In the meantime my radio was blaring since the others on the air kept calling for me wanting to know how things were coming along. I felt this whole thing was slowly slipping out of my hands! So I got on the local vhf frequency and called, wanting to know if anyone of my local amateur radio club, which is called A36, was on the air. Fortunately it was the case. I asked them whether they could help me with this case and take care of the shortwave traffic for me, while I would continue trying to get anything going on the telephone. So they did, and it took some load off my back.
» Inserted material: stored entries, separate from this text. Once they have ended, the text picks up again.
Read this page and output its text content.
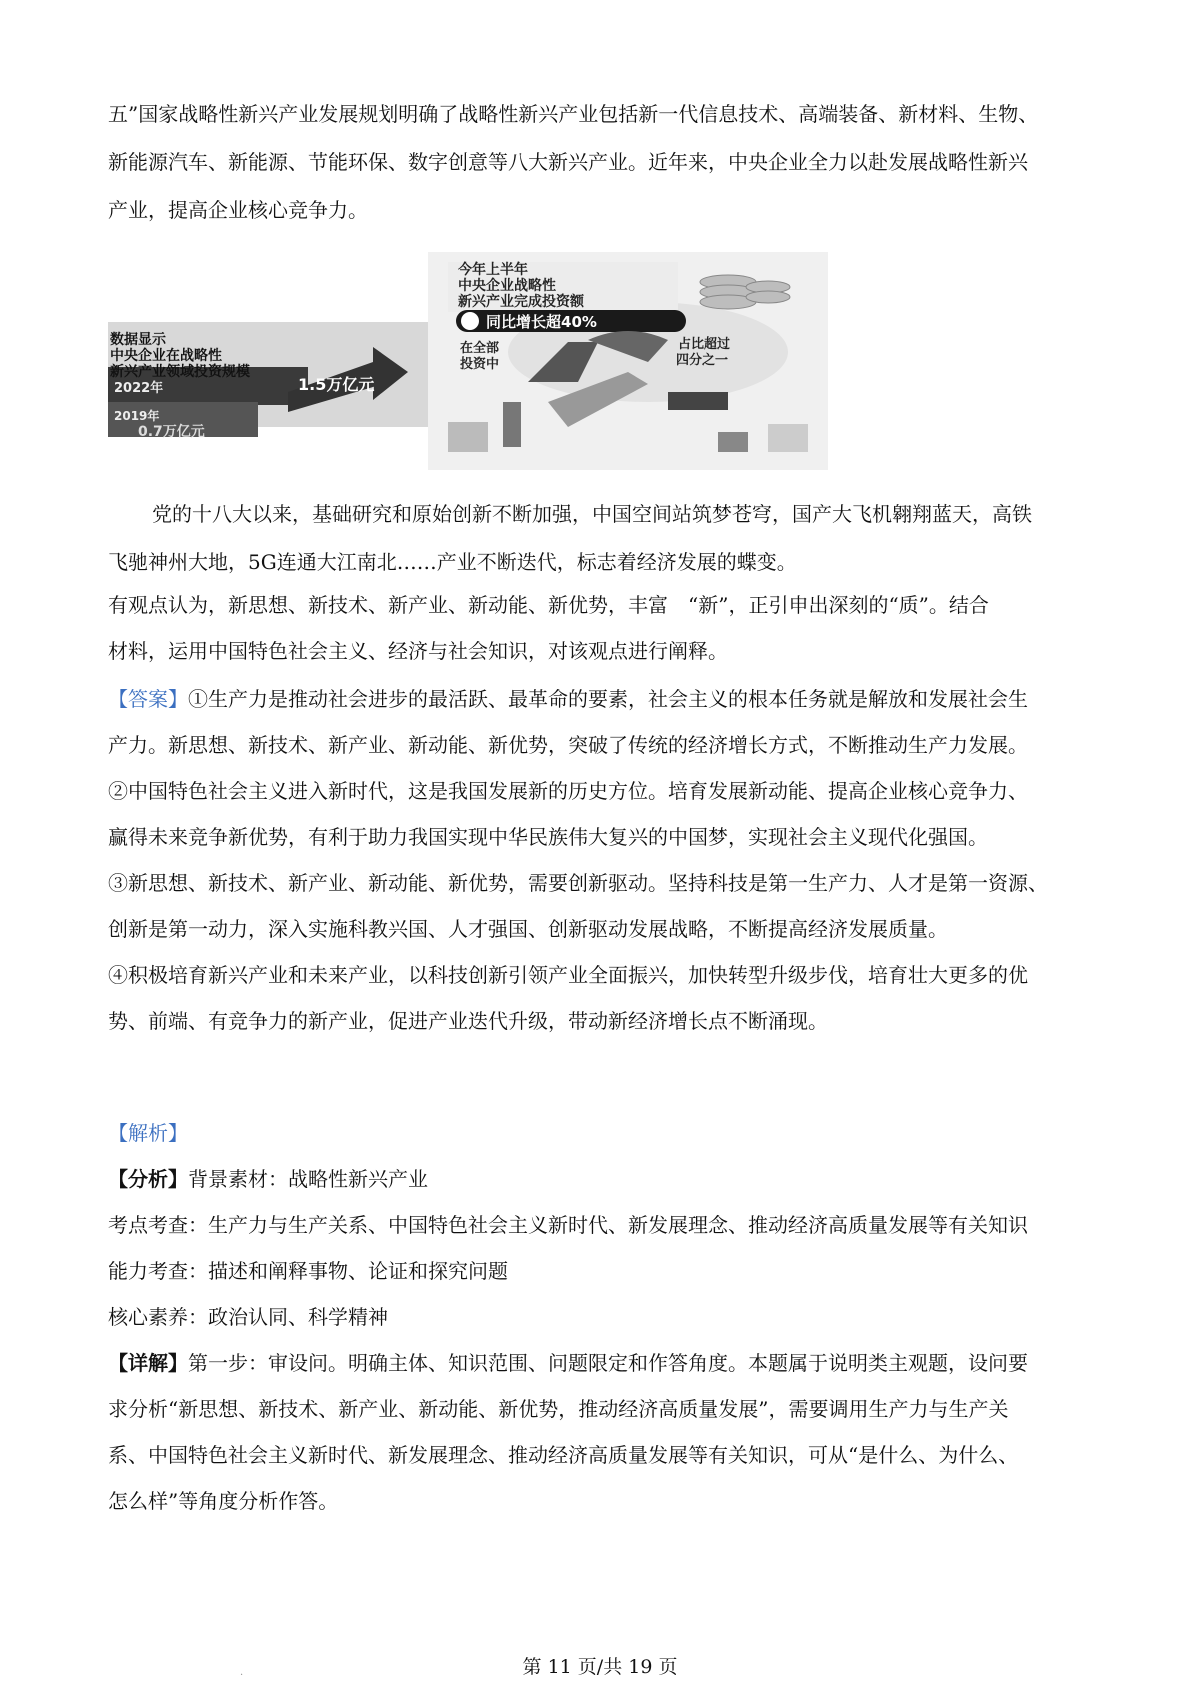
五”国家战略性新兴产业发展规划明确了战略性新兴产业包括新一代信息技术、高端装备、新材料、生物、
新能源汽车、新能源、节能环保、数字创意等八大新兴产业。近年来，中央企业全力以赴发展战略性新兴
产业，提高企业核心竞争力。
数据显示
中央企业在战略性
新兴产业领域投资规模
2022年	1.5万亿元
2019年
0.7万亿元
今年上半年
中央企业战略性
新兴产业完成投资额
同比增长超40%
在全部
投资中
占比超过
四分之一
党的十八大以来，基础研究和原始创新不断加强，中国空间站筑梦苍穹，国产大飞机翱翔蓝天，高铁
飞驰神州大地，5G连通大江南北……产业不断迭代，标志着经济发展的蝶变。
有观点认为，新思想、新技术、新产业、新动能、新优势，丰富　“新”，正引申出深刻的“质”。结合
材料，运用中国特色社会主义、经济与社会知识，对该观点进行阐释。
【答案】①生产力是推动社会进步的最活跃、最革命的要素，社会主义的根本任务就是解放和发展社会生
产力。新思想、新技术、新产业、新动能、新优势，突破了传统的经济增长方式，不断推动生产力发展。
②中国特色社会主义进入新时代，这是我国发展新的历史方位。培育发展新动能、提高企业核心竞争力、
赢得未来竞争新优势，有利于助力我国实现中华民族伟大复兴的中国梦，实现社会主义现代化强国。
③新思想、新技术、新产业、新动能、新优势，需要创新驱动。坚持科技是第一生产力、人才是第一资源、
创新是第一动力，深入实施科教兴国、人才强国、创新驱动发展战略，不断提高经济发展质量。
④积极培育新兴产业和未来产业，以科技创新引领产业全面振兴，加快转型升级步伐，培育壮大更多的优
势、前端、有竞争力的新产业，促进产业迭代升级，带动新经济增长点不断涌现。
【解析】
【分析】背景素材：战略性新兴产业
考点考查：生产力与生产关系、中国特色社会主义新时代、新发展理念、推动经济高质量发展等有关知识
能力考查：描述和阐释事物、论证和探究问题
核心素养：政治认同、科学精神
【详解】第一步：审设问。明确主体、知识范围、问题限定和作答角度。本题属于说明类主观题，设问要
求分析“新思想、新技术、新产业、新动能、新优势，推动经济高质量发展”，需要调用生产力与生产关
系、中国特色社会主义新时代、新发展理念、推动经济高质量发展等有关知识，可从“是什么、为什么、
怎么样”等角度分析作答。
第 11 页/共 19 页
·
Next try on the telephone was Lufthansa Airlines. After the original question “… who are you anyway …” they at least listened to the story, but then were of not much help either. They told me I could ship that package as VIC (very important cargo), but that would be connected with costs of at least DM500 at that time, about $250! I would have to bring the package to the airport in Frankfurt myself and deliver it personally with address of the recipient at the cargo terminal. So this was not very encouraging either. Now what???
Finally, I got the idea to call my work. There I got Hans on the phone, who happened to be the active watch-supervisor at that time, and who also was the boss of my own shift team. He patiently listened to my story and then told me: “Now sit down and watch the phone, but don’t do anything else. I will see what I can do to help. I will call you back as soon as possible.” So I did.
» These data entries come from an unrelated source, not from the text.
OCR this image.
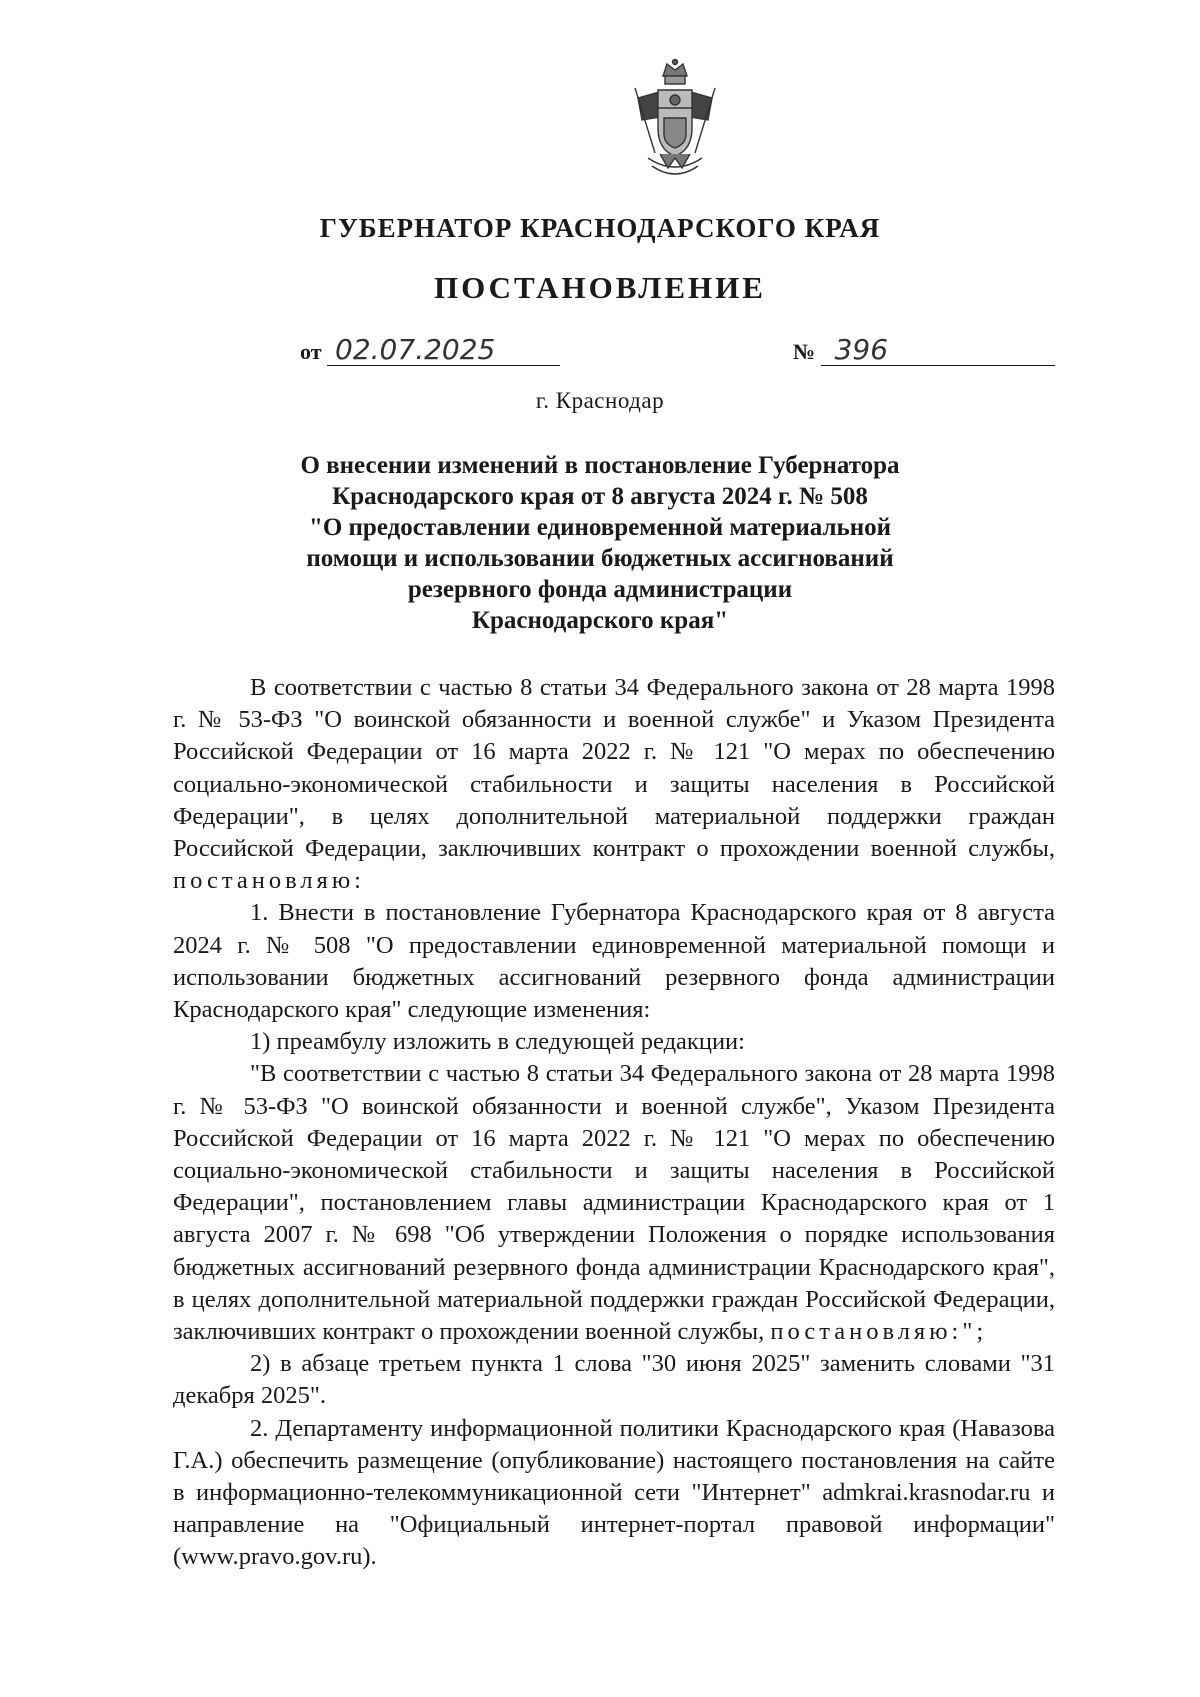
ГУБЕРНАТОР КРАСНОДАРСКОГО КРАЯ
ПОСТАНОВЛЕНИЕ
от 02.07.2025	№ 396
г. Краснодар
О внесении изменений в постановление Губернатора
Краснодарского края от 8 августа 2024 г. № 508
"О предоставлении единовременной материальной
помощи и использовании бюджетных ассигнований
резервного фонда администрации
Краснодарского края"

В соответствии с частью 8 статьи 34 Федерального закона от 28 марта 1998 г. № 53-ФЗ "О воинской обязанности и военной службе" и Указом Президента Российской Федерации от 16 марта 2022 г. № 121 "О мерах по обеспечению социально-экономической стабильности и защиты населения в Российской Федерации", в целях дополнительной материальной поддержки граждан Российской Федерации, заключивших контракт о прохождении военной службы, постановляю:

1. Внести в постановление Губернатора Краснодарского края от 8 августа 2024 г. № 508 "О предоставлении единовременной материальной помощи и использовании бюджетных ассигнований резервного фонда администрации Краснодарского края" следующие изменения:

1) преамбулу изложить в следующей редакции:

"В соответствии с частью 8 статьи 34 Федерального закона от 28 марта 1998 г. № 53-ФЗ "О воинской обязанности и военной службе", Указом Президента Российской Федерации от 16 марта 2022 г. № 121 "О мерах по обеспечению социально-экономической стабильности и защиты населения в Российской Федерации", постановлением главы администрации Краснодарского края от 1 августа 2007 г. № 698 "Об утверждении Положения о порядке использования бюджетных ассигнований резервного фонда администрации Краснодарского края", в целях дополнительной материальной поддержки граждан Российской Федерации, заключивших контракт о прохождении военной службы, постановляю:";

2) в абзаце третьем пункта 1 слова "30 июня 2025" заменить словами "31 декабря 2025".

2. Департаменту информационной политики Краснодарского края (Навазова Г.А.) обеспечить размещение (опубликование) настоящего постановления на сайте в информационно-телекоммуникационной сети "Интернет" admkrai.krasnodar.ru и направление на "Официальный интернет-портал правовой информации" (www.pravo.gov.ru).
It took about half an hour, during that time I joined in on shortwave and told the group that something might be going on, but we needed to be patient. Finally the phone rang again and Hans was on. He told me: “Now you get in your car and go to the drugstore in Karlsruhe and get the package. The lady is informed. You take it home. You are off duty tomorrow, but you get up early and drive to Frankfurt airport. Be there at 6:30 am. Get to Lufthansa crew dispatch. Have them take the package and deliver it to Captain soandso. Be sure to get a receipt for this. Have the Captain, who will be on a flight to Belgrade in the morning, take the package with him and deliver it to an individual you will have to coordinate yet with your shortwave friends. Have him get a receipt too. Go home then and rest, and tell me how things went during your next shift!” I was stunned!
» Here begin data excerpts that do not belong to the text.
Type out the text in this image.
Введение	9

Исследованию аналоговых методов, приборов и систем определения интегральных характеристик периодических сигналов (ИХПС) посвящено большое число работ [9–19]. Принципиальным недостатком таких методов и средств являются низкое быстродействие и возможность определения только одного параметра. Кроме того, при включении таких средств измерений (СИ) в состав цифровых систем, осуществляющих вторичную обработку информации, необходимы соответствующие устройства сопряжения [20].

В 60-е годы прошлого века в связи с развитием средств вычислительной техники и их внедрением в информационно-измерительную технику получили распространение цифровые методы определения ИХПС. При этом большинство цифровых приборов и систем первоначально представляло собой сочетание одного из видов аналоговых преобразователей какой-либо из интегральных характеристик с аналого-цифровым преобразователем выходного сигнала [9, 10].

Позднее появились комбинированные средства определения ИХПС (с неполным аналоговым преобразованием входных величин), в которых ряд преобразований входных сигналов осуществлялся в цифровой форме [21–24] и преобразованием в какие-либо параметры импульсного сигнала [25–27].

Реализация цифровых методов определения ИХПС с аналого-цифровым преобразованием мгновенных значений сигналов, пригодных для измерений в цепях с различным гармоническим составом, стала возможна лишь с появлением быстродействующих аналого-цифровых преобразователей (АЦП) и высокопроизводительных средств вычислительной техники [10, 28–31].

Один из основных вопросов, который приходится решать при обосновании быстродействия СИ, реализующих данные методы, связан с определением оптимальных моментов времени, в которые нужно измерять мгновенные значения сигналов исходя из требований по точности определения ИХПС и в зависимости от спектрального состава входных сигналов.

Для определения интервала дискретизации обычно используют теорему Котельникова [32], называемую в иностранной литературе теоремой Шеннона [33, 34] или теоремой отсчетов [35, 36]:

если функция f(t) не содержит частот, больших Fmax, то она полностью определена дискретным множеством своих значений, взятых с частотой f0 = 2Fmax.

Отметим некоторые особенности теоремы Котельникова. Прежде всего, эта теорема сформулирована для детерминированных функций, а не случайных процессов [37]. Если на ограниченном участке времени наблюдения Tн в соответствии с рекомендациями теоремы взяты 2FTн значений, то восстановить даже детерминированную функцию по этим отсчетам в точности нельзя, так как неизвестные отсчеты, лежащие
So I did as he told me. I called on shortwave and informed the group about this. They gave me a name of a person who would be at the airport in Belgrade. Then I went to Karlsruhe, the Lady in fact gave me the package. I had to pay for it, I don’t remember what it was, but it might have been $50 or so. Next morning I was in Frankfurt and delivered the package as told. And it eventually reached Belgrade and the girl.
What had happened? Well Hans, being the active watch-supervisor of Rhein Control that day, had called SAR Center and told them about that story. SAR in turn had then called Lufthansa Airlines and ORDERED them to follow along with the described procedure. When SAR calls, apparently everyone says “Yes Sir!!”. SAR also called the drugstore and later provided the confirmation. So all over sudden everything went like greased.
Our local amateur radio club sponsored the costs for the medicine. And some time later we received a thank you letter from that girl with a picture, who eventually recovered from her injuries.
And now the puzzle is solved, who the three musketeers were: A A S = ATC, Amateur Radio and SAR!